A kohen who has committed murder is disqualified from performing any sacrificial service. "From My altar," orders the Torah (Shmot 21:14), "take him away to be executed."

Since this rule is in force even if there is no other kohen to perform the service in the Beit Hamikdash, the gemara concludes that the need to execute the murderer supersedes the need to perform the sacrificial service.

Tosefot challenges this conclusion by suggesting that preventing the murderer from performing the service is based on the fact that he is personally disqualified rather than on his execution superseding the service. This disqualification would be similar to that of a kohen who killed someone, even involuntarily, and is therefore not eligible to raise his hands to utter the priestly blessings.

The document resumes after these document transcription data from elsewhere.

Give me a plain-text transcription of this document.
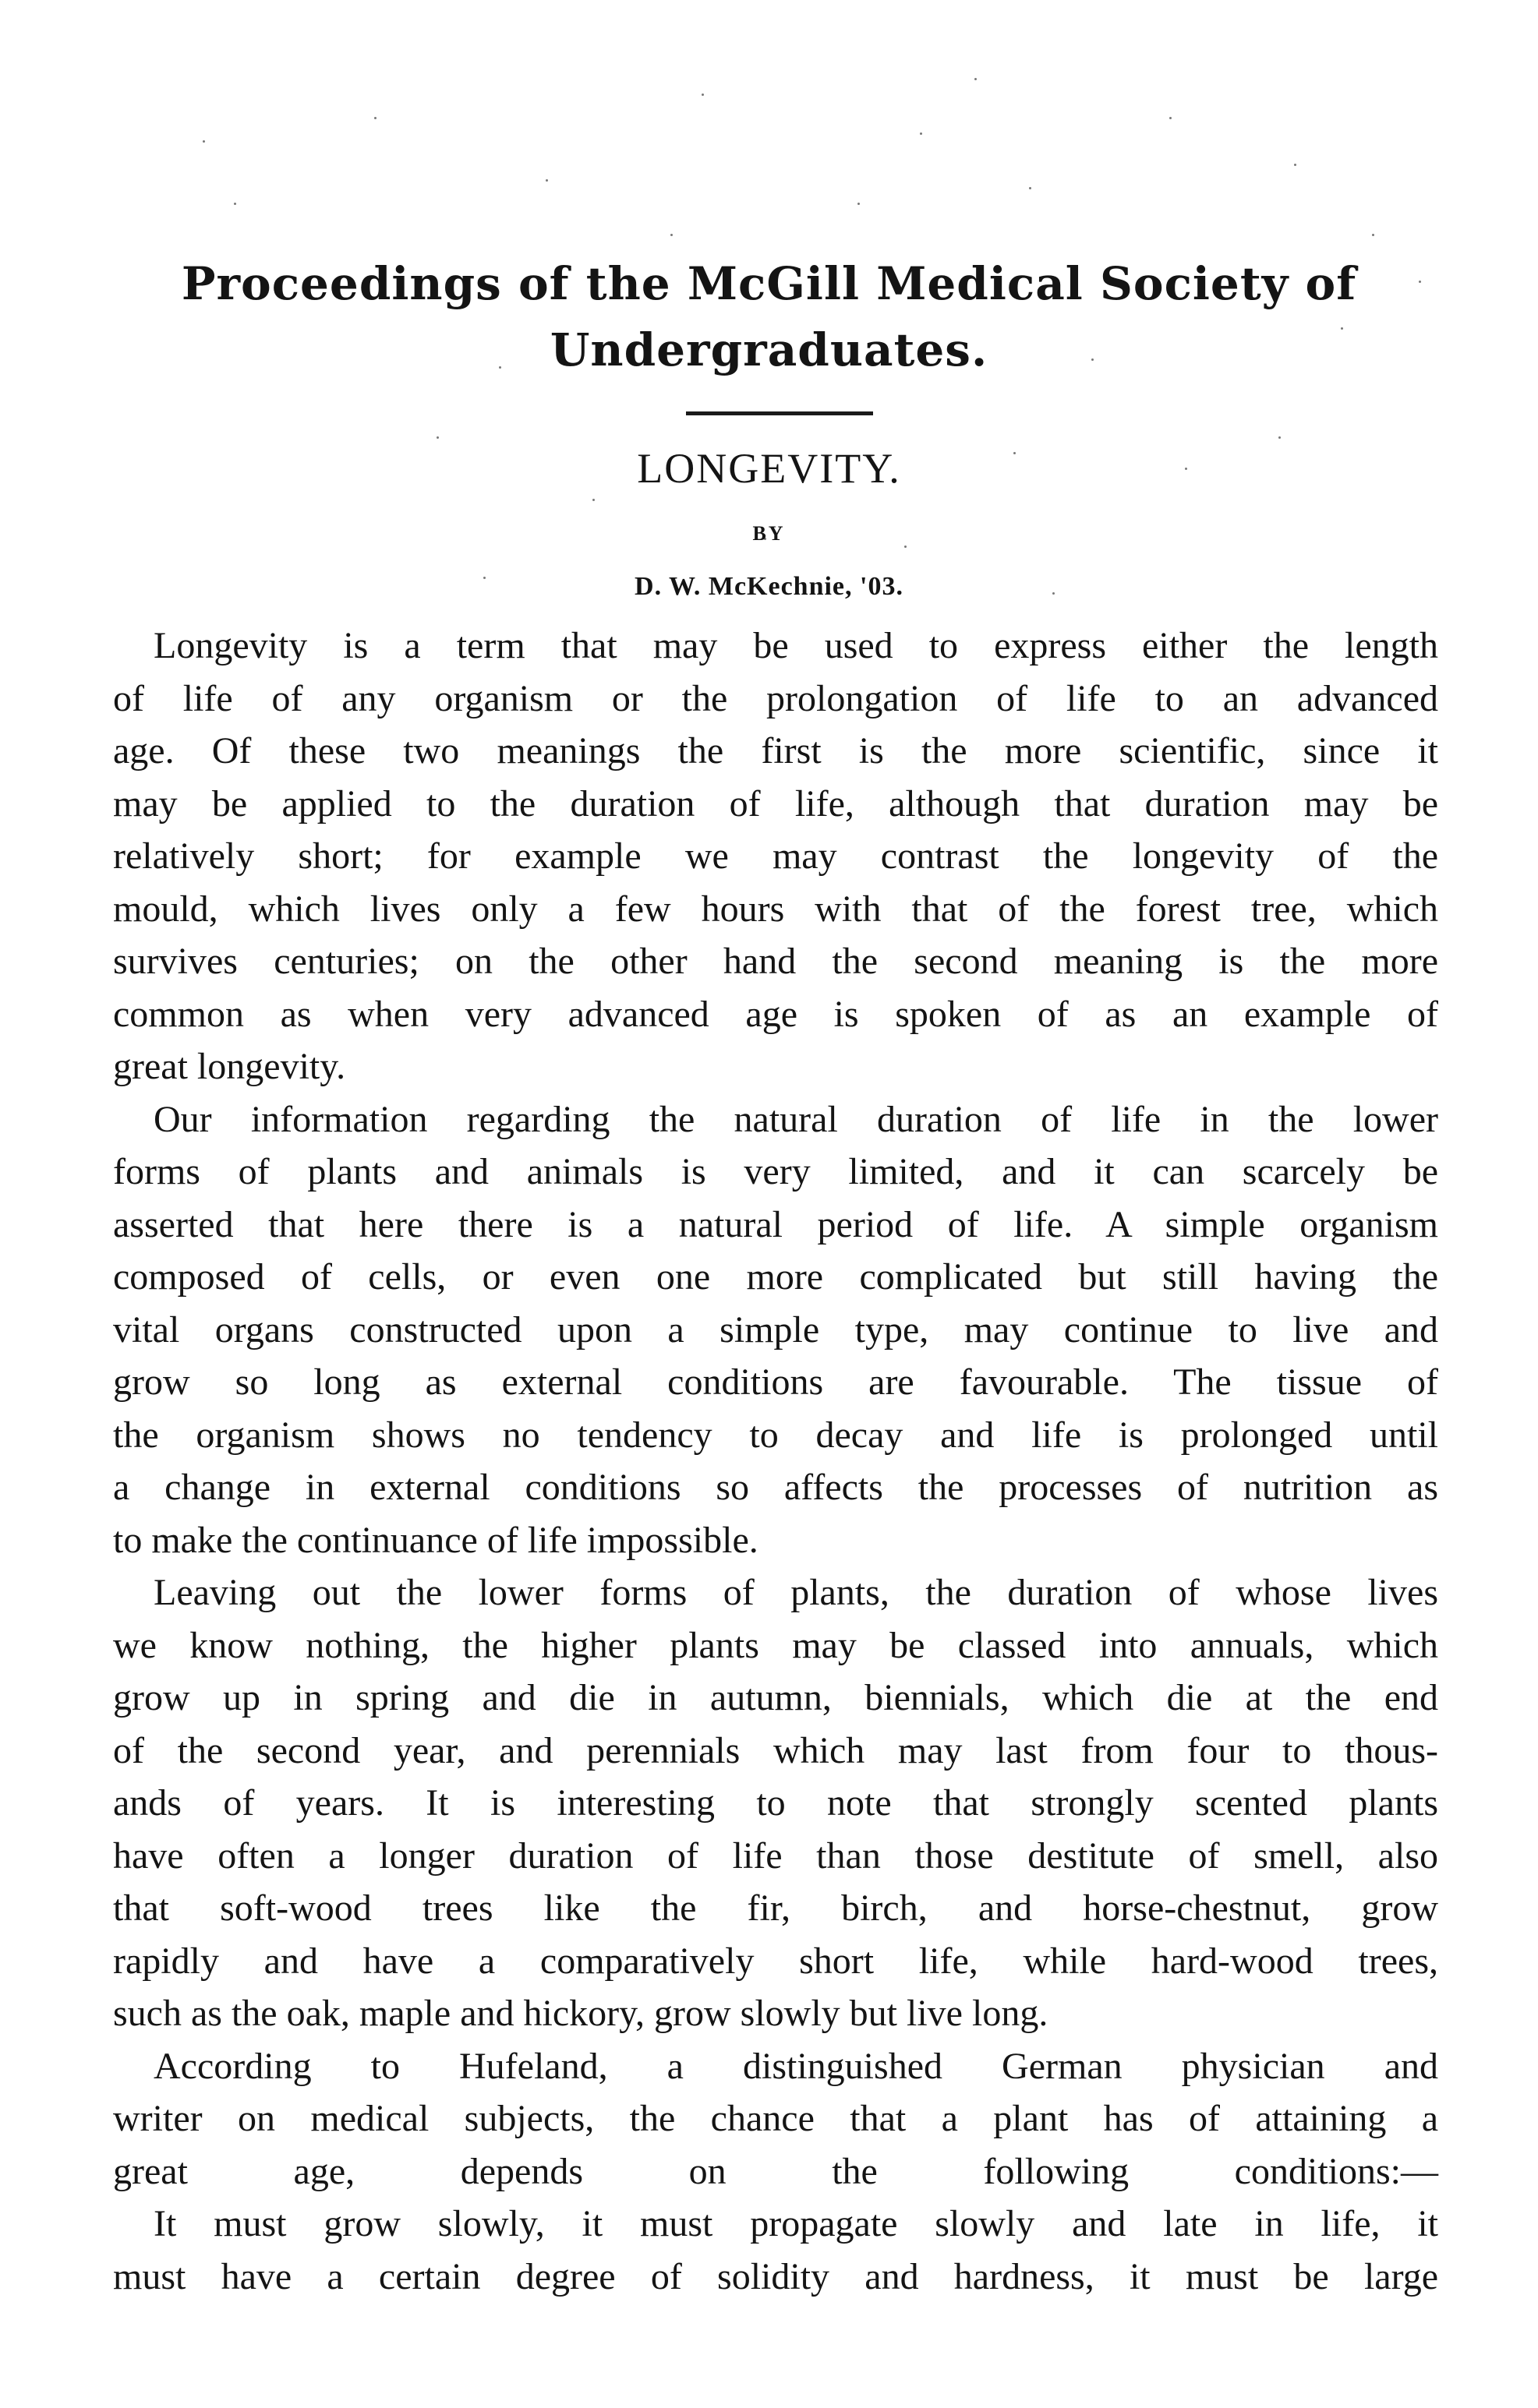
Proceedings of the McGill Medical Society of
Undergraduates.
LONGEVITY.
BY
D. W. McKechnie, '03.
Longevity is a term that may be used to express either the length
of life of any organism or the prolongation of life to an advanced
age. Of these two meanings the first is the more scientific, since it
may be applied to the duration of life, although that duration may be
relatively short; for example we may contrast the longevity of the
mould, which lives only a few hours with that of the forest tree, which
survives centuries; on the other hand the second meaning is the more
common as when very advanced age is spoken of as an example of
great longevity.
Our information regarding the natural duration of life in the lower
forms of plants and animals is very limited, and it can scarcely be
asserted that here there is a natural period of life. A simple organism
composed of cells, or even one more complicated but still having the
vital organs constructed upon a simple type, may continue to live and
grow so long as external conditions are favourable. The tissue of
the organism shows no tendency to decay and life is prolonged until
a change in external conditions so affects the processes of nutrition as
to make the continuance of life impossible.
Leaving out the lower forms of plants, the duration of whose lives
we know nothing, the higher plants may be classed into annuals, which
grow up in spring and die in autumn, biennials, which die at the end
of the second year, and perennials which may last from four to thous-
ands of years. It is interesting to note that strongly scented plants
have often a longer duration of life than those destitute of smell, also
that soft-wood trees like the fir, birch, and horse-chestnut, grow
rapidly and have a comparatively short life, while hard-wood trees,
such as the oak, maple and hickory, grow slowly but live long.
According to Hufeland, a distinguished German physician and
writer on medical subjects, the chance that a plant has of attaining a
great age, depends on the following conditions:—
It must grow slowly, it must propagate slowly and late in life, it
must have a certain degree of solidity and hardness, it must be large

There is a difference between the two cases is the conclusion of Tosefot. In the case of raising the hands to bless the congregation it is unfitting for the very hands which shed blood to be an instrument for blessing since "the prosecutor cannot be the defender". This does not apply to the qualification of a murderous kohen for sacrificial service, so that preventing him from performing such service must be viewed as proof that execution of a murderer supersedes sacrificial service. (See Shulchan Aruch Orach Chaim 128:35 in regard to whether a repentant kohen can perform the priestly blessing.)

What the Sages Say

"The Torah, in the same passage, commands us to observe the Shabbat and show respect to the Sanctuary in order to teach us that just as Shabbat observance is forever, so too must respect be shown to the site of the Beit Hamikdash even after it has been destroyed."